Cipriano Cassamá afirmou também que a Guiné-Bissau "não pode estar em confrontações entre as forças vivas e forças militares e para salvaguardar isso e salvar os guineenses das perturbações evidentes, que possam advir, decidi assumir esta responsabilidade para a consolidação da paz e da estabilidade que o povo sempre almejou".

"O povo sofreu muito e continua a sofrer, e o interesse do povo está acima dos meus interesses", salientou.

Cipriano Cassamá pediu também desculpa aos militantes do seu partido, o Partido Africano para a Independência da Guiné e Cabo Verde (PAIGC), liderado por Domingos Simões Pereira que apresentou um recurso de contencioso eleitoral, alegando graves irregularidades eleitorais, e ao povo guineense.

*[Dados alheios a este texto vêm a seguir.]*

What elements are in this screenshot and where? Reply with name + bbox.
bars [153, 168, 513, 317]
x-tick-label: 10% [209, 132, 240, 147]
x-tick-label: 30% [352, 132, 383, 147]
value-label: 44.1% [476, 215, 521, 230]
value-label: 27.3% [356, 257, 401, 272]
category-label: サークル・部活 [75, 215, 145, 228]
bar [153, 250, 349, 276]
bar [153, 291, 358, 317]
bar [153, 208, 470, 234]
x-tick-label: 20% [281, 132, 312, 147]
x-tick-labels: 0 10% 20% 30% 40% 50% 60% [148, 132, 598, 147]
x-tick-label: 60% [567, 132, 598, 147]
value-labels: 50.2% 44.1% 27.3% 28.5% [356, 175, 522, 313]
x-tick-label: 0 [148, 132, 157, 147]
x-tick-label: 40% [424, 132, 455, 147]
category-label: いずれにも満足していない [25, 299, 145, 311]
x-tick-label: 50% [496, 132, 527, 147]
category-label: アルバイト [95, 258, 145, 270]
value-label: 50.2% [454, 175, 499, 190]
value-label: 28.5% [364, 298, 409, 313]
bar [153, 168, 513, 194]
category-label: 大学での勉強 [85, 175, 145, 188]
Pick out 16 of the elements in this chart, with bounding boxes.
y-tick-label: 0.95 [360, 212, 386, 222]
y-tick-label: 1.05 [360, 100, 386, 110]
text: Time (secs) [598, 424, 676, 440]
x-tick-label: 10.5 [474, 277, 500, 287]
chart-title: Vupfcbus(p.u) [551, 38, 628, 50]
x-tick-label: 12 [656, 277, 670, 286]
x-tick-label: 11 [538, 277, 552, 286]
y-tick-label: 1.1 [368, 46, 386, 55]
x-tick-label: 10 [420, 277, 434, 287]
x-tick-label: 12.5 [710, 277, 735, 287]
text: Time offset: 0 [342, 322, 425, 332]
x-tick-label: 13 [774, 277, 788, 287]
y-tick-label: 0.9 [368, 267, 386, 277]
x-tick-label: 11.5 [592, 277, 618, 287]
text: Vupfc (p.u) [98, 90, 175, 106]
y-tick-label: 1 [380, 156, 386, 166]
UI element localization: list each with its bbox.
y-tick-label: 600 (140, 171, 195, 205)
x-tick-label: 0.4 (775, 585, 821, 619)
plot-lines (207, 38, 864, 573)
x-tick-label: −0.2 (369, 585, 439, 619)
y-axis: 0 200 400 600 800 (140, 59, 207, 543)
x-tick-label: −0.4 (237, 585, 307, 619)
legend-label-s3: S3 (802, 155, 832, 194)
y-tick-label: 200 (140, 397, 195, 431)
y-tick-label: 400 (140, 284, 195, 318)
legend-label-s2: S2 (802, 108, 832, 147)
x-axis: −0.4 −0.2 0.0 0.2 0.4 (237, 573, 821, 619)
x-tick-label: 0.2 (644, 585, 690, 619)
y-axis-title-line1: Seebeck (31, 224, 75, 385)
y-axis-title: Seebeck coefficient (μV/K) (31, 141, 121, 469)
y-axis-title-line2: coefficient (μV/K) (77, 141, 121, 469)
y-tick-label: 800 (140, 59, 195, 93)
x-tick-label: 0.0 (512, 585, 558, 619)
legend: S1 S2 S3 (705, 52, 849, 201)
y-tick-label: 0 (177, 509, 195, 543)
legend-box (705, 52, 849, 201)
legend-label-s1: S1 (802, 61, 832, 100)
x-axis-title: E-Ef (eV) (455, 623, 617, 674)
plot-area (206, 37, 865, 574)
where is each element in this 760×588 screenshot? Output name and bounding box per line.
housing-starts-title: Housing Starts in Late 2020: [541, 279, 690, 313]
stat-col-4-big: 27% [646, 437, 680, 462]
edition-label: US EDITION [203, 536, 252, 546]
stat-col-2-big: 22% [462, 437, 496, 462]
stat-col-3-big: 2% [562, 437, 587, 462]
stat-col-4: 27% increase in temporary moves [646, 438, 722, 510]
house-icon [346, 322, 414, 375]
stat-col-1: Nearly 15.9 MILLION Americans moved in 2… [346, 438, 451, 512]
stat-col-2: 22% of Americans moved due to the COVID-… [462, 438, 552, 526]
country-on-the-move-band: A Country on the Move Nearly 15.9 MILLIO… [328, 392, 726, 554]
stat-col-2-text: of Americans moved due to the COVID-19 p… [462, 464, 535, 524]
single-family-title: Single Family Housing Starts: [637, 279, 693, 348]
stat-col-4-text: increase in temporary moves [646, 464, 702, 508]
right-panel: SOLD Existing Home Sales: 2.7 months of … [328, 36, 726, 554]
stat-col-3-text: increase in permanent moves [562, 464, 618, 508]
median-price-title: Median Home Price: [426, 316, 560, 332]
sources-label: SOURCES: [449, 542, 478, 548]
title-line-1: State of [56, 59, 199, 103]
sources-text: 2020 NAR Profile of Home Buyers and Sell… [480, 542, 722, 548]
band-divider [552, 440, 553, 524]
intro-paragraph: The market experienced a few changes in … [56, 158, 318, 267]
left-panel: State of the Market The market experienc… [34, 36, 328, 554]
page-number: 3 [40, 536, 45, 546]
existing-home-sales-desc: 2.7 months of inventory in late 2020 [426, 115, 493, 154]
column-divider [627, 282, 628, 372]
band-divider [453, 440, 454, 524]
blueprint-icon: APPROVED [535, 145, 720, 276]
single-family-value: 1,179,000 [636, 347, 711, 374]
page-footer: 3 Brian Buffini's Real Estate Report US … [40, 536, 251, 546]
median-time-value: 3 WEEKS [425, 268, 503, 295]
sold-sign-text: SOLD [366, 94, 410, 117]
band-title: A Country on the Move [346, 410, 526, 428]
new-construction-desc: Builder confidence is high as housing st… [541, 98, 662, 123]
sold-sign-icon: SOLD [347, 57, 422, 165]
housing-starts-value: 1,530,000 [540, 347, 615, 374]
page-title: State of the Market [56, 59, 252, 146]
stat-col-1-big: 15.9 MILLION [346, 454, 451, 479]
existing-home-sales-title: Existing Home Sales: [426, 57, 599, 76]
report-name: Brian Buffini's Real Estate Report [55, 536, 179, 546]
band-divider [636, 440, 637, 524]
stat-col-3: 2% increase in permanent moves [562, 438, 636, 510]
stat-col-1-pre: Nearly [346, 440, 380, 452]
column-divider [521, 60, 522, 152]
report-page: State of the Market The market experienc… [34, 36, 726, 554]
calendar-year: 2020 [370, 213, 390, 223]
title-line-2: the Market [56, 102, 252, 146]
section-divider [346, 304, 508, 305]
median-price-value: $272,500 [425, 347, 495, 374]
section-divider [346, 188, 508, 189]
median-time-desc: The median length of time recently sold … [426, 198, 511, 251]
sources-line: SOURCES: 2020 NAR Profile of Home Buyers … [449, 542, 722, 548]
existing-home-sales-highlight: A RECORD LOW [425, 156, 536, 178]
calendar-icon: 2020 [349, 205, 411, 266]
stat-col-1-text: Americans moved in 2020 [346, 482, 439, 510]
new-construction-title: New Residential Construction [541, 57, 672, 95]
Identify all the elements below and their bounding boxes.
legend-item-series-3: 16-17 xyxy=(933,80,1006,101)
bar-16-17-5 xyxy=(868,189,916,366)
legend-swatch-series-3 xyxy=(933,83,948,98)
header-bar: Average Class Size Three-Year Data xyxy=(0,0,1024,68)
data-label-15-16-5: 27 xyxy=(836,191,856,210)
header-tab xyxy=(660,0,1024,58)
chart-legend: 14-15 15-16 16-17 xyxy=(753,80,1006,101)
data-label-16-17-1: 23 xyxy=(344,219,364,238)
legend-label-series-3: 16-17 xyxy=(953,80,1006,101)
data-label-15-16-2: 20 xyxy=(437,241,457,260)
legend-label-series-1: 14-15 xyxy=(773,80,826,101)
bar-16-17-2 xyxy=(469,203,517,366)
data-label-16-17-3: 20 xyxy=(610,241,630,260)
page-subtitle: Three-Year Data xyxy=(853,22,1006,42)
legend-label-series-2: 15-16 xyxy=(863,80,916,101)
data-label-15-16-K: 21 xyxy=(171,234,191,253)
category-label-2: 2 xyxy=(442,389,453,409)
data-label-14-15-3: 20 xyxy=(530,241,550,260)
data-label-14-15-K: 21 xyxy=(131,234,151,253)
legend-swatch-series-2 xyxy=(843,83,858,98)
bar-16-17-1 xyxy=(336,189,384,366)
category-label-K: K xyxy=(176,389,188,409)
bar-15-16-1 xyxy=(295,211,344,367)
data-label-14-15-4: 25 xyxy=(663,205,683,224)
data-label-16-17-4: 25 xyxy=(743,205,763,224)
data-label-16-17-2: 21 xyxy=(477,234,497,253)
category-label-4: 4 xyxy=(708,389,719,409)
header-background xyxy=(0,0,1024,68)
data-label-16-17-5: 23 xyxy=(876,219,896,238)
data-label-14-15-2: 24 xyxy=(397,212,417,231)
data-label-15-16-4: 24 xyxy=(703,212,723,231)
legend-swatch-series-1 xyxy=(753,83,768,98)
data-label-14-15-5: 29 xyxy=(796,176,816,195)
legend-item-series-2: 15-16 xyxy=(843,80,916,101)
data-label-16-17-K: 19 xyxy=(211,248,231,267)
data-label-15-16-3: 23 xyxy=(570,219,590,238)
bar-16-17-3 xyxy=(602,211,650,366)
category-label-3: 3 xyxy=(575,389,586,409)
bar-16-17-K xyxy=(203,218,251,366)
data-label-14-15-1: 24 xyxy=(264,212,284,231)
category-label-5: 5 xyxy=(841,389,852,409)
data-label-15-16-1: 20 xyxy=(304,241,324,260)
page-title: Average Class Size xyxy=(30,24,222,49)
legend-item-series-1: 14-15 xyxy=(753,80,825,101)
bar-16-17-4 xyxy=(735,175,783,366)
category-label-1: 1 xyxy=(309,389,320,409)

Recorde-se que a Guiné-Bissau vive um impasse político desde a segunda volta das eleições presidenciais, ganhas por Umaro Sissoco Embaló mas contestadas pelo candidato Domingos Simões Pereira. O impasse foi agravado nos últimos dias com uma série de ações das diferentes fações do tabuleiro político guineense, que levaram à coexistência de dois chefes de Estado e dois primeiros-ministros.

Umaro Sissoco Embaló tomou posse simbolicamente como Presidente guineense na quinta-feira, numa altura em que o Supremo Tribunal de Justiça analisa um recurso interposto pela candidatura de Domingos Simões Pereira, que alega a existência de graves irregularidades no processo.

O autoproclamado Presidente da República não é reconhecido pela maioria parlamentar. Entretanto, Embaló substituiu, na sexta-feira, o primeiro-ministro Aristides Gomes pelo ex-primeiro-vice-presidente do parlamento guineense, Nuno Gomes Nabian, que tomou posse no sábado perante a presença das chefias militares do país.

No entanto, também na sexta-feira, o presidente da Assembleia Nacional Popular, Cipriano Cassamá, tomou posse como Presidente da República interino, com base no artigo da Constituição que prevê que a segunda figura do Estado tome posse em caso de vacatura na chefia do Estado.

Após estas decisões, registaram-se movimentações militares, nomeadamente na rádio e na televisão públicas, cujas emissões foram suspensas.

Para já, a embaixada de Portugal em Bissau aconselhou os portugueses que vivem na Guiné-Bissau a restringirem a circulação.